The dogs were left without food or water, but a Good Samaritan appeared to have taken over feeding duties until workers with the Glendale Humane Society, a no-kill shelter, picked up the trio Tuesday evening.

Representatives for Property Masters Realty discovered the dogs when they arrived to secure the two-story Glendale house on Delisle Court off North Verdugo Road.

“The whole home was full of urine and feces,” said Erik Reppe, chief financial officer for Property Masters Realty.
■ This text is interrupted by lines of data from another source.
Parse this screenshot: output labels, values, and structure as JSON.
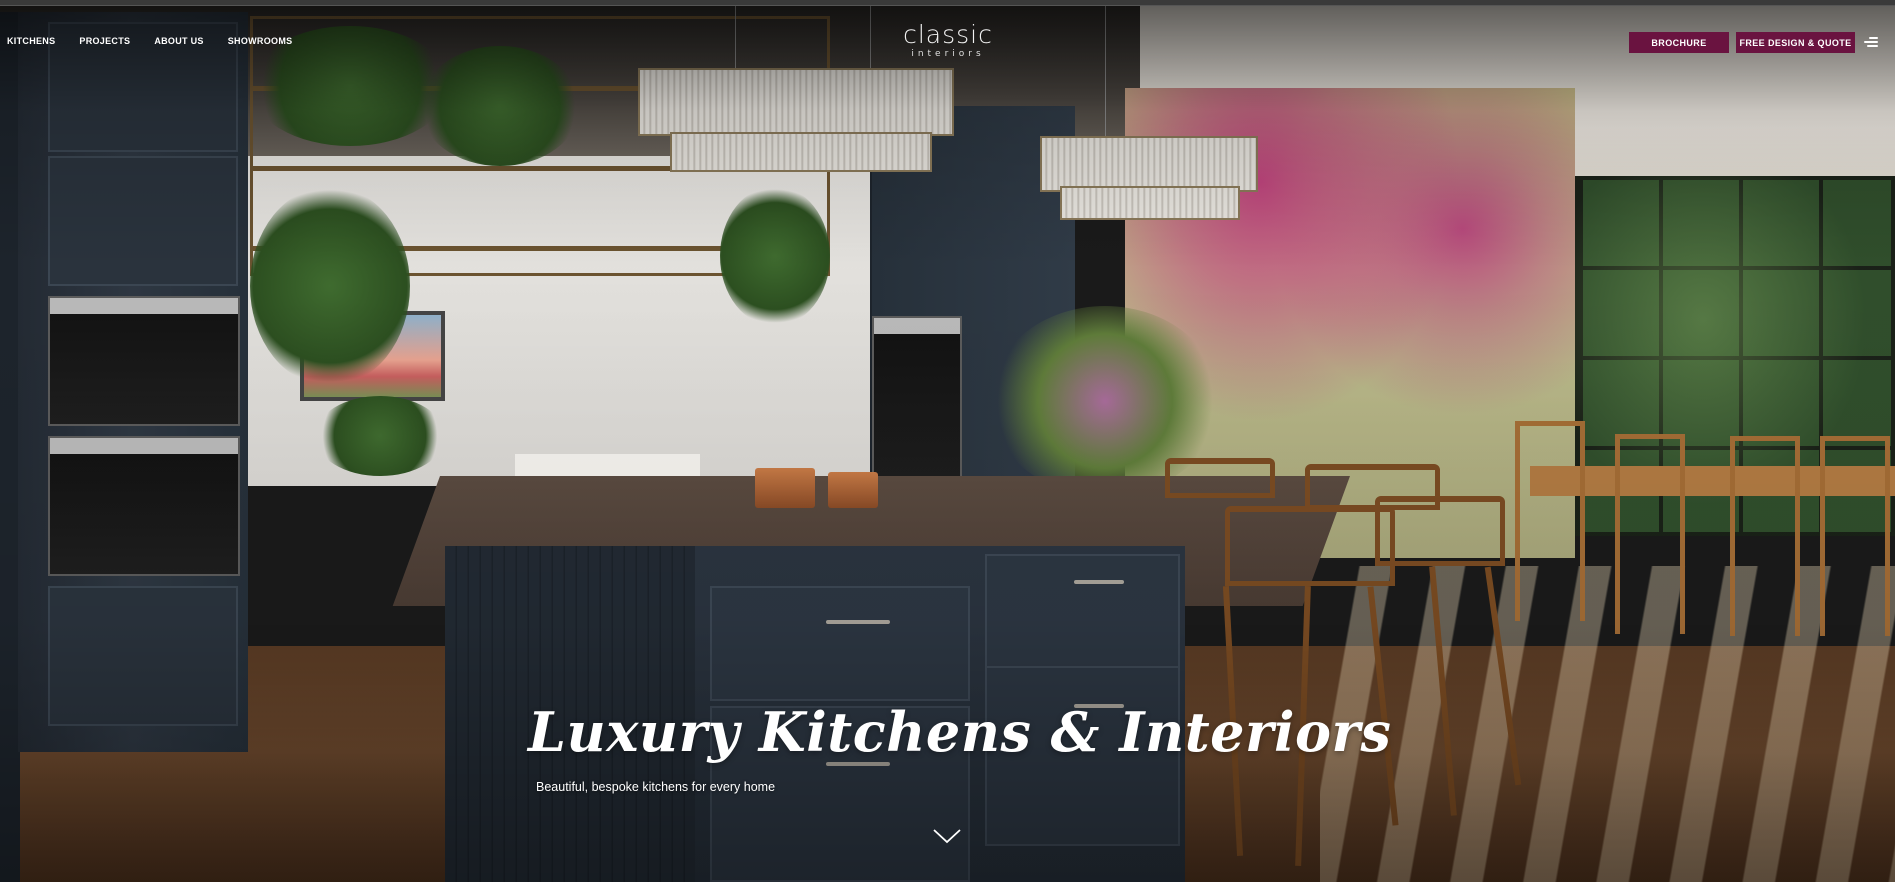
{
  "nav": {
    "links": [
      {
        "label": "KITCHENS"
      },
      {
        "label": "PROJECTS"
      },
      {
        "label": "ABOUT US"
      },
      {
        "label": "SHOWROOMS"
      }
    ]
  },
  "logo": {
    "main": "classic",
    "sub": "interiors"
  },
  "buttons": {
    "brochure": "BROCHURE",
    "quote": "FREE DESIGN & QUOTE"
  },
  "hero": {
    "title": "Luxury Kitchens & Interiors",
    "subtitle": "Beautiful, bespoke kitchens for every home"
  },
  "icons": {
    "menu": "menu-icon",
    "scroll": "chevron-down-icon"
  },
  "colors": {
    "accent": "#6a1340",
    "text": "#ffffff"
  }
}
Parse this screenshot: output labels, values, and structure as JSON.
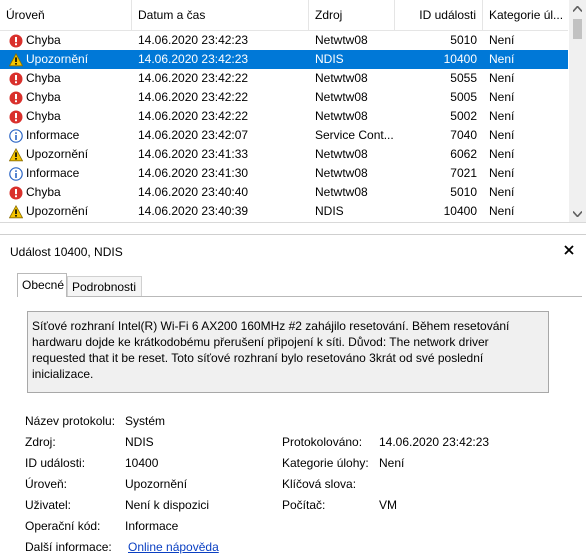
{
  "grid": {
    "columns": {
      "level": "Úroveň",
      "datetime": "Datum a čas",
      "source": "Zdroj",
      "event_id": "ID události",
      "category": "Kategorie úl..."
    },
    "rows": [
      {
        "level": "Chyba",
        "type": "error",
        "datetime": "14.06.2020 23:42:23",
        "source": "Netwtw08",
        "event_id": "5010",
        "category": "Není",
        "selected": false
      },
      {
        "level": "Upozornění",
        "type": "warning",
        "datetime": "14.06.2020 23:42:23",
        "source": "NDIS",
        "event_id": "10400",
        "category": "Není",
        "selected": true
      },
      {
        "level": "Chyba",
        "type": "error",
        "datetime": "14.06.2020 23:42:22",
        "source": "Netwtw08",
        "event_id": "5055",
        "category": "Není",
        "selected": false
      },
      {
        "level": "Chyba",
        "type": "error",
        "datetime": "14.06.2020 23:42:22",
        "source": "Netwtw08",
        "event_id": "5005",
        "category": "Není",
        "selected": false
      },
      {
        "level": "Chyba",
        "type": "error",
        "datetime": "14.06.2020 23:42:22",
        "source": "Netwtw08",
        "event_id": "5002",
        "category": "Není",
        "selected": false
      },
      {
        "level": "Informace",
        "type": "info",
        "datetime": "14.06.2020 23:42:07",
        "source": "Service Cont...",
        "event_id": "7040",
        "category": "Není",
        "selected": false
      },
      {
        "level": "Upozornění",
        "type": "warning",
        "datetime": "14.06.2020 23:41:33",
        "source": "Netwtw08",
        "event_id": "6062",
        "category": "Není",
        "selected": false
      },
      {
        "level": "Informace",
        "type": "info",
        "datetime": "14.06.2020 23:41:30",
        "source": "Netwtw08",
        "event_id": "7021",
        "category": "Není",
        "selected": false
      },
      {
        "level": "Chyba",
        "type": "error",
        "datetime": "14.06.2020 23:40:40",
        "source": "Netwtw08",
        "event_id": "5010",
        "category": "Není",
        "selected": false
      },
      {
        "level": "Upozornění",
        "type": "warning",
        "datetime": "14.06.2020 23:40:39",
        "source": "NDIS",
        "event_id": "10400",
        "category": "Není",
        "selected": false
      }
    ]
  },
  "detail": {
    "title": "Událost 10400, NDIS",
    "tabs": [
      "Obecné",
      "Podrobnosti"
    ],
    "active_tab": "Obecné",
    "message": "Síťové rozhraní Intel(R) Wi-Fi 6 AX200 160MHz #2 zahájilo resetování. Během resetování hardwaru dojde ke krátkodobému přerušení připojení k síti. Důvod: The network driver requested that it be reset. Toto síťové rozhraní bylo resetováno 3krát od své poslední inicializace.",
    "props": {
      "log_name_label": "Název protokolu:",
      "log_name": "Systém",
      "source_label": "Zdroj:",
      "source": "NDIS",
      "logged_label": "Protokolováno:",
      "logged": "14.06.2020 23:42:23",
      "event_id_label": "ID události:",
      "event_id": "10400",
      "task_category_label": "Kategorie úlohy:",
      "task_category": "Není",
      "level_label": "Úroveň:",
      "level": "Upozornění",
      "keywords_label": "Klíčová slova:",
      "user_label": "Uživatel:",
      "user": "Není k dispozici",
      "computer_label": "Počítač:",
      "computer": "VM",
      "opcode_label": "Operační kód:",
      "opcode": "Informace",
      "more_info_label": "Další informace:",
      "more_info_link": "Online nápověda"
    }
  },
  "colors": {
    "selection": "#0078d7",
    "error": "#d9302c",
    "warning": "#f5c400",
    "info": "#2b65c5",
    "link": "#0a3fc2"
  }
}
The house was foreclosed on Aug. 3, 2009, but the tenants had avoided eviction until late June.

The dogs were picked up and taken to the Glendale Humane Society after word of their condition spread.

“I thought if they don’t get out of here, they could easily be mountain lion or coyote bait,” she said.

Last year, mountain lions were spotted in the nearby area, and one dog was killed in the backyard of a north Glendale home in August 2009.

Property Masters Realty workers contacted Cheryl Lang — founder of No Paws Left Behind Inc., a nonprofit that rescues pets that are left behind due to foreclosure — after the discovery.

She had been posting the situation on social networking websites, looking for someone to take the dogs in.

“We are sensitive about the animal thing, one out of 10 homeowners leave pets behind,” Reppe said.

Lang, who lives in Houston, reached out to one of her representatives in the Los Angeles area, Robert Buchanan, who owns a property inspection and preservation company for faulty mortgage loans.

The dogs weren’t in the best of conditions, Buchanan said.

“They were pretty lethargic and trying to hide in whatever shade they could find,” he said. “They were just happy that someone was bringing them food and water.”

Buchanan has been trying to feed the dogs at the house every three days and said this isn’t the first time he’s seen this happen.

“I’ve been in this business now for almost 20 years, I come across this all the time,” he said. “Sometimes you find them and the dogs are dead.”

The dogs weren’t the only things the former residents left behind. A notice posted on July 6 listed sofas, chairs, a computer printer, two television sets, various shoes and other personal items that remained at the house.

A tenant, who asked to not be named, said the dogs were not his and that the homeowners who rented him the room never mentioned the foreclosure.

“Basically, I got duped,” he said.

An increase in the number of abandoned pets in foreclosed homes prompted Lang to start her rescue operation in 2008, when the economic meltdown started to pick up steam.

“You don’t know how to plan for a financial disaster,” she said. “They usually think it’s someone else’s problem.”

While Linda Rich, who lives next to the house, acknowledged the economic downturn might have played a factor, she wondered why the dogs weren’t taken to the Glendale Humane Society to begin with.

“It’s terrible,” she said. “I didn’t think it happened here.”

“It’s completely and totally irresponsible,” said Russell, the director of the Glendale shelter. “It doesn’t take much to drop them off. They don’t look at pets as family members, but more as disposable.”

As for their future, Lang said she is hoping the dogs will be adopted as a group.

“It would be nice if they stayed together; they’ve bonded,” she said. “But that probably won’t happen.”